Kami menyusun checklist terpadu untuk keluarga yang sedang menata rumah sekaligus menyiapkan kebutuhan perjalanan, kesehatan, dan rencana energi. Fokusnya adalah langkah praktis agar pekerjaan rapi, aman, dan terdokumentasi. Gunakan daftar ini sebagai panduan sebelum, saat, dan setelah pekerjaan dilakukan.
Checklist dokumen awal: kumpulkan KTP, bukti kepemilikan atau perjanjian sewa, dan catatan kondisi rumah (foto sebelum pekerjaan). Siapkan ringkasan ruang lingkup pekerjaan, target hasil, dan batasan area yang tidak boleh dibongkar. Jika memakai jasa pihak ketiga, simpan penawaran harga, jadwal kerja, serta kontak penanggung jawab lapangan.
Checklist konsultasi hukum perdata dasar: jelaskan kronologi singkat, tujuan, dan dokumen yang sudah ada saat bertemu konsultan. Tanyakan poin pokok seperti format perjanjian kerja, klausul perubahan pekerjaan (addendum), dan mekanisme serah terima. Kami juga menekankan etika konsultasi dengan pengacara: sampaikan fakta apa adanya, hormati kerahasiaan, dan pastikan biaya konsultasi disepakati sejak awal.
Checklist langkah membuat surat kuasa: tulis identitas pemberi dan penerima kuasa, uraikan kewenangan secara spesifik (misalnya menandatangani berita acara atau mengurus pembelian material tertentu), serta masa berlakunya.
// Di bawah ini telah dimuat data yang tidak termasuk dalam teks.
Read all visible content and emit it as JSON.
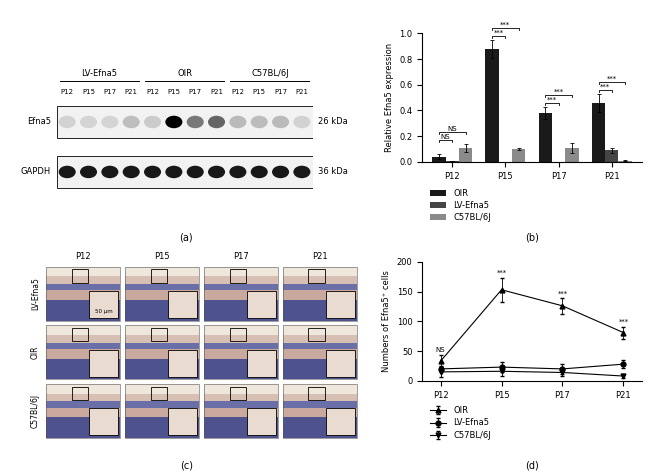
{
  "panel_labels": [
    "(a)",
    "(b)",
    "(c)",
    "(d)"
  ],
  "blot": {
    "groups": [
      "LV-Efna5",
      "OIR",
      "C57BL/6J"
    ],
    "lanes": [
      "P12",
      "P15",
      "P17",
      "P21"
    ],
    "rows": [
      {
        "name": "Efna5",
        "size": "26 kDa"
      },
      {
        "name": "GAPDH",
        "size": "36 kDa"
      }
    ]
  },
  "histology": {
    "rows": [
      "LV-Efna5",
      "OIR",
      "C57BL/6J"
    ],
    "columns": [
      "P12",
      "P15",
      "P17",
      "P21"
    ],
    "scale_bar": "50 μm"
  },
  "chart_data": [
    {
      "type": "bar",
      "y_label": "Relative Efna5 expression",
      "categories": [
        "P12",
        "P15",
        "P17",
        "P21"
      ],
      "series": [
        {
          "name": "OIR",
          "color": "#1a1a1a",
          "values": [
            0.04,
            0.88,
            0.38,
            0.46
          ],
          "errors": [
            0.02,
            0.07,
            0.05,
            0.07
          ]
        },
        {
          "name": "LV-Efna5",
          "color": "#454545",
          "values": [
            0.01,
            0.0,
            0.0,
            0.09
          ],
          "errors": [
            0.0,
            0.0,
            0.0,
            0.02
          ]
        },
        {
          "name": "C57BL/6J",
          "color": "#8a8a8a",
          "values": [
            0.11,
            0.1,
            0.11,
            0.01
          ],
          "errors": [
            0.03,
            0.01,
            0.04,
            0.005
          ]
        }
      ],
      "ylim": [
        0,
        1.0
      ],
      "yticks": [
        0.0,
        0.2,
        0.4,
        0.6,
        0.8,
        1.0
      ],
      "legend": "bottom",
      "annotations": [
        {
          "category": "P12",
          "between": [
            "OIR",
            "LV-Efna5"
          ],
          "text": "NS"
        },
        {
          "category": "P12",
          "between": [
            "OIR",
            "C57BL/6J"
          ],
          "text": "NS"
        },
        {
          "category": "P15",
          "between": [
            "OIR",
            "LV-Efna5"
          ],
          "text": "***"
        },
        {
          "category": "P15",
          "between": [
            "OIR",
            "C57BL/6J"
          ],
          "text": "***"
        },
        {
          "category": "P17",
          "between": [
            "OIR",
            "LV-Efna5"
          ],
          "text": "***"
        },
        {
          "category": "P17",
          "between": [
            "OIR",
            "C57BL/6J"
          ],
          "text": "***"
        },
        {
          "category": "P21",
          "between": [
            "OIR",
            "LV-Efna5"
          ],
          "text": "***"
        },
        {
          "category": "P21",
          "between": [
            "OIR",
            "C57BL/6J"
          ],
          "text": "***"
        }
      ]
    },
    {
      "type": "line",
      "y_label": "Numbers of Efna5⁺ cells",
      "categories": [
        "P12",
        "P15",
        "P17",
        "P21"
      ],
      "series": [
        {
          "name": "OIR",
          "color": "#000000",
          "marker": "triangle_up",
          "values": [
            33,
            153,
            126,
            81
          ],
          "errors": [
            10,
            20,
            13,
            10
          ]
        },
        {
          "name": "LV-Efna5",
          "color": "#000000",
          "marker": "circle",
          "values": [
            20,
            23,
            20,
            28
          ],
          "errors": [
            5,
            8,
            8,
            7
          ]
        },
        {
          "name": "C57BL/6J",
          "color": "#000000",
          "marker": "triangle_down",
          "values": [
            15,
            16,
            14,
            8
          ],
          "errors": [
            8,
            8,
            6,
            3
          ]
        }
      ],
      "ylim": [
        0,
        200
      ],
      "yticks": [
        0,
        50,
        100,
        150,
        200
      ],
      "legend": "bottom",
      "annotations": [
        {
          "category": "P12",
          "series": "OIR",
          "text": "NS"
        },
        {
          "category": "P15",
          "series": "OIR",
          "text": "***"
        },
        {
          "category": "P17",
          "series": "OIR",
          "text": "***"
        },
        {
          "category": "P21",
          "series": "OIR",
          "text": "***"
        }
      ]
    }
  ]
}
Cantumkan batasan tindakan yang tidak boleh dilakukan agar tidak multitafsir. Simpan salinan bertanda tangan dan, bila diperlukan, minta saksi atau legalisasi sesuai kebutuhan layanan setempat.
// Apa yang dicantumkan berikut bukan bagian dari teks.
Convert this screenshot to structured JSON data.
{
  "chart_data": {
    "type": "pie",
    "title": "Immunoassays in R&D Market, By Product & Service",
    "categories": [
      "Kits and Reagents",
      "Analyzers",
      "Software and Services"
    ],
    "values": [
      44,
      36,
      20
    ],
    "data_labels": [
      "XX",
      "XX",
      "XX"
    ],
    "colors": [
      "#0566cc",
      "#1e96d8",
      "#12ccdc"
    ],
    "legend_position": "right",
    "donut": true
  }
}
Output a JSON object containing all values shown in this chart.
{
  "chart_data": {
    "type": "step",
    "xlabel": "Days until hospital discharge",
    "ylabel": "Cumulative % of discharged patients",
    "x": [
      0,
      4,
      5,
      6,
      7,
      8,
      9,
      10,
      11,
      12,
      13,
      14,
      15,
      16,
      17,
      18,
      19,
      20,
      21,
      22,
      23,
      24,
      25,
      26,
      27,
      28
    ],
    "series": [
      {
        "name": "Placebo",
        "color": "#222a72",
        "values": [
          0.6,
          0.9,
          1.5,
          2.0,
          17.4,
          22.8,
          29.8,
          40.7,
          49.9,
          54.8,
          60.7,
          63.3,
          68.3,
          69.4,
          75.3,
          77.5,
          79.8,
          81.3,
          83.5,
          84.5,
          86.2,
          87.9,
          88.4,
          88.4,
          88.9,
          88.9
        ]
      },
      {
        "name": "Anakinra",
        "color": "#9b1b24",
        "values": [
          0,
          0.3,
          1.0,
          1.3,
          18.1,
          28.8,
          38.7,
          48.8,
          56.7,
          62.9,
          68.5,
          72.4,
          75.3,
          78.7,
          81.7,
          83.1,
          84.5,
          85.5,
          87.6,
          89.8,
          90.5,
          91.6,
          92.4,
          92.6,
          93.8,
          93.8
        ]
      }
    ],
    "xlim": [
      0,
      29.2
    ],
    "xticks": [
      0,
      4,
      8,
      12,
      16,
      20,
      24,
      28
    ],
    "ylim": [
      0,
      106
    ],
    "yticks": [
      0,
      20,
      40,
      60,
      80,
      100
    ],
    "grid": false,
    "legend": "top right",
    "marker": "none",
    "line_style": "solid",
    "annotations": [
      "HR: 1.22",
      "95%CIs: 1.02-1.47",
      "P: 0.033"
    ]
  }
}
Checklist pengecatan dinding yang rapi: lakukan perbaikan retak halus dan amplas ringan, lalu bersihkan debu sebelum primer. Lindungi lantai dan kusen dengan pelapis, dan gunakan teknik potong tepi (cutting) sebelum rol area luas. Catat kode warna, merek, dan batch agar mudah melakukan perbaikan kecil di kemudian hari.
Checklist cara merawat atap rumah: periksa genteng atau penutup atap setelah hujan besar, pastikan tidak ada geser, retak, atau karat pada aksesori. Bersihkan talang dari daun dan sedimen untuk mencegah luapan air yang merembes ke plafon. Jika ada titik rembes, tandai lokasinya dan jadwalkan inspeksi menyeluruh sebelum kerusakan meluas.
Checklist perencanaan energi surya sederhana: tentukan beban prioritas seperti lampu, modem, atau pompa air, lalu hitung perkiraan jam pakai harian. Pilih skema bertahap agar anggaran terkendali, misalnya mulai dari sistem kecil untuk beban esensial. Pastikan penempatan panel mempertimbangkan bayangan, kemiringan, dan akses perawatan.
Checklist estimasi biaya pemasangan solar: minta rincian komponen (panel, inverter, baterai bila ada, struktur, kabel, proteksi, dan jasa instalasi) beserta garansi tertulis. Bandingkan minimal dua penawaran dengan asumsi daya yang sama dan jelas standar keselamatannya. Sisihkan anggaran untuk inspeksi, perizinan bila diperlukan, serta monitoring energi agar kinerja mudah dievaluasi.